After the FMCSA dropped the minimum behind-the-wheel driving hours requirement from the final entry-level driver training rule, the industry registered its surprise. Now however, safety advocates and industry groups are hitting back, demanding that the FMCSA add minimum BTW requirements back in.
In each iteration of the proposed rule up until the final rule was published, new drivers were required to spend at least a small number of hours behind the wheel before they were eligible to earn their CDL. That requirement was removed entirely from the final rule.
Driver and safety groups claim that losing the minimum BTW requirements will allow unprepared, undertrained, and unsafe drivers on the road.
The Owner Operator Independent Drivers Association, the Advocates for Highway and Auto Safety, the Truck Safety Coalition, and Citizens for Reliable and Safe Highways all signed a letter to the FMCSA, petitioning them to reinstate the BTW hours minimum.
According to the petitioners, passing a skills test where a driver has to demonstrate their ability to do specific tasks does not prove that they’re ready to safely operate a truck in real-world situations.

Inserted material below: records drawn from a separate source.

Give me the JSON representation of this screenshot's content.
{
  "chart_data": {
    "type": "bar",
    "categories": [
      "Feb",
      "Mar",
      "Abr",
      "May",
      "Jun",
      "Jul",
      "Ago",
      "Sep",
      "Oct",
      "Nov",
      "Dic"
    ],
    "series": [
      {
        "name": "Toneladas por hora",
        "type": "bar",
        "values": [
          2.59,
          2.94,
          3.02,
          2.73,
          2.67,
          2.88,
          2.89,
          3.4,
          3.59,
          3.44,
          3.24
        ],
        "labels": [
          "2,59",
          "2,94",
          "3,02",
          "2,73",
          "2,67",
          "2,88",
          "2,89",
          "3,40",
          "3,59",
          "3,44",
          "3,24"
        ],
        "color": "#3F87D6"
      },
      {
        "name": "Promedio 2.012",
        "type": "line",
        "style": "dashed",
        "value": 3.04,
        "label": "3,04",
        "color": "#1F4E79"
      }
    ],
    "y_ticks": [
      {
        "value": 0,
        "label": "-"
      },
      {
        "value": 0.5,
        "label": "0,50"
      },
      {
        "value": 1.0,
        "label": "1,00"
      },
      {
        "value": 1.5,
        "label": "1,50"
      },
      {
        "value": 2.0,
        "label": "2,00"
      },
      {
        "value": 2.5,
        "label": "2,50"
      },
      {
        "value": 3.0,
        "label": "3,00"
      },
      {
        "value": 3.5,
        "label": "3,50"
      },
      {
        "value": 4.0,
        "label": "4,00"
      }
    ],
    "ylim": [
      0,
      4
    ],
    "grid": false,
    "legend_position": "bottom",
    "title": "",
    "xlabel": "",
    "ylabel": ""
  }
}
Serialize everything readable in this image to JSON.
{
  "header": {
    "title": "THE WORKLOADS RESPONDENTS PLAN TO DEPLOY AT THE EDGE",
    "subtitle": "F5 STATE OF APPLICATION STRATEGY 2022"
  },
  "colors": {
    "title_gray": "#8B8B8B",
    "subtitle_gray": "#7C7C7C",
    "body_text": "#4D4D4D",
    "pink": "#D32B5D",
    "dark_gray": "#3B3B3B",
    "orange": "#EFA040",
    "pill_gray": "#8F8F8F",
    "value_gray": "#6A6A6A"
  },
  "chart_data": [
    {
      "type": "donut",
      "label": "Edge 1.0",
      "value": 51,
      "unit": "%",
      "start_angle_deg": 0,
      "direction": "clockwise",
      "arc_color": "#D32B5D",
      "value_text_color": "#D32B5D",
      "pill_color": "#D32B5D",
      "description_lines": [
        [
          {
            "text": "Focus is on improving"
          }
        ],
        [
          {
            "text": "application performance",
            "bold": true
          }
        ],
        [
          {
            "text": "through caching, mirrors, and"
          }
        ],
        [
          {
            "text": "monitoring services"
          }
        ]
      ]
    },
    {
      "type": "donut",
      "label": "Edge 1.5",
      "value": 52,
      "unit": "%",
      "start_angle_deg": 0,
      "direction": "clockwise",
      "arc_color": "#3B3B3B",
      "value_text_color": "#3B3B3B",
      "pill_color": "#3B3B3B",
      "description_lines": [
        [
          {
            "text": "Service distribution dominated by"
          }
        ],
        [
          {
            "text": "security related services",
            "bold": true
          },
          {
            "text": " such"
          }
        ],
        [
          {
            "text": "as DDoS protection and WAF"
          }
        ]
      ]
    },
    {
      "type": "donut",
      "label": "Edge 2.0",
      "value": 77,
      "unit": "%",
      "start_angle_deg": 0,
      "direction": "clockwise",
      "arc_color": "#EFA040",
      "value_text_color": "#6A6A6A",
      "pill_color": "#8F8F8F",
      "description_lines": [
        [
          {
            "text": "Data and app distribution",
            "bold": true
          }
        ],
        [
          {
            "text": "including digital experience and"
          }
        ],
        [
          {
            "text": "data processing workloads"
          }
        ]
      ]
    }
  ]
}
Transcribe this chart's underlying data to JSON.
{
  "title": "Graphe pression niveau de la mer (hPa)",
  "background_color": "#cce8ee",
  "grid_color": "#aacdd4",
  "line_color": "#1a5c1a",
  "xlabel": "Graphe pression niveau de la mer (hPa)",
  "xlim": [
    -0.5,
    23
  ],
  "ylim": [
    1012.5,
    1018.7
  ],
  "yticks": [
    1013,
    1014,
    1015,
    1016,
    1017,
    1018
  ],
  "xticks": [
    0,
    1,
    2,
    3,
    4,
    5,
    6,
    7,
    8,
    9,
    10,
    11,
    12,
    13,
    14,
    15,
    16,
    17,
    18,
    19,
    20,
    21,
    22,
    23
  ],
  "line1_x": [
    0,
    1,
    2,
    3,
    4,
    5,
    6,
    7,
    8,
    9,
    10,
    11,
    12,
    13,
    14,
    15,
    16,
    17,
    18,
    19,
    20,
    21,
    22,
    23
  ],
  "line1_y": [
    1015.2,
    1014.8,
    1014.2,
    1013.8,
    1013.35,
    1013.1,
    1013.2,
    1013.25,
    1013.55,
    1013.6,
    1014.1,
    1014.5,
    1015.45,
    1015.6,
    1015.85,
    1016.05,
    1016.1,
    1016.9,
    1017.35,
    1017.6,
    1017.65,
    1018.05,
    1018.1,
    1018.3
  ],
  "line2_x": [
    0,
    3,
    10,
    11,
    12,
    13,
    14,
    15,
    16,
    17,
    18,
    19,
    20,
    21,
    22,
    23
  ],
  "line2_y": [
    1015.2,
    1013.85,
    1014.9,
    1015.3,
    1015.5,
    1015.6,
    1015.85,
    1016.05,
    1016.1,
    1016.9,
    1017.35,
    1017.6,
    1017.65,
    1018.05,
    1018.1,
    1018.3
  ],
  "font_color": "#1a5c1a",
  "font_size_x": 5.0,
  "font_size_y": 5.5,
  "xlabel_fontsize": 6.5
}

The petitioners point out that the driver training rule was supposed to ensure that new drivers actually have the skills to operate safely, but “instead, the Final Rule does nothing more than ensure that future CDL candidates will acquire only the most rudimentary skill set needed to pass the most basic of maneuvering tests, as has always been the case…”
Carrier advocacy groups like the ATA voiced their approval of removing behind-the-wheel training requirements. The ATA called the change “a victory for common sense,” claiming that not every driver needs to spend the same amount of time learning how to drive.
OOIDA Executive Vice President Todd Spencer weighed in on the issue with Heavy Duty Trucking saying “It’s absurd that the required amount of hours behind the wheel training is zero. Hairdressers and barbers have a minimum. Pilots have a minimum. It’s totally insulting to professional truckers that have dedicated their lives to driving safely and sharing the highways with others.”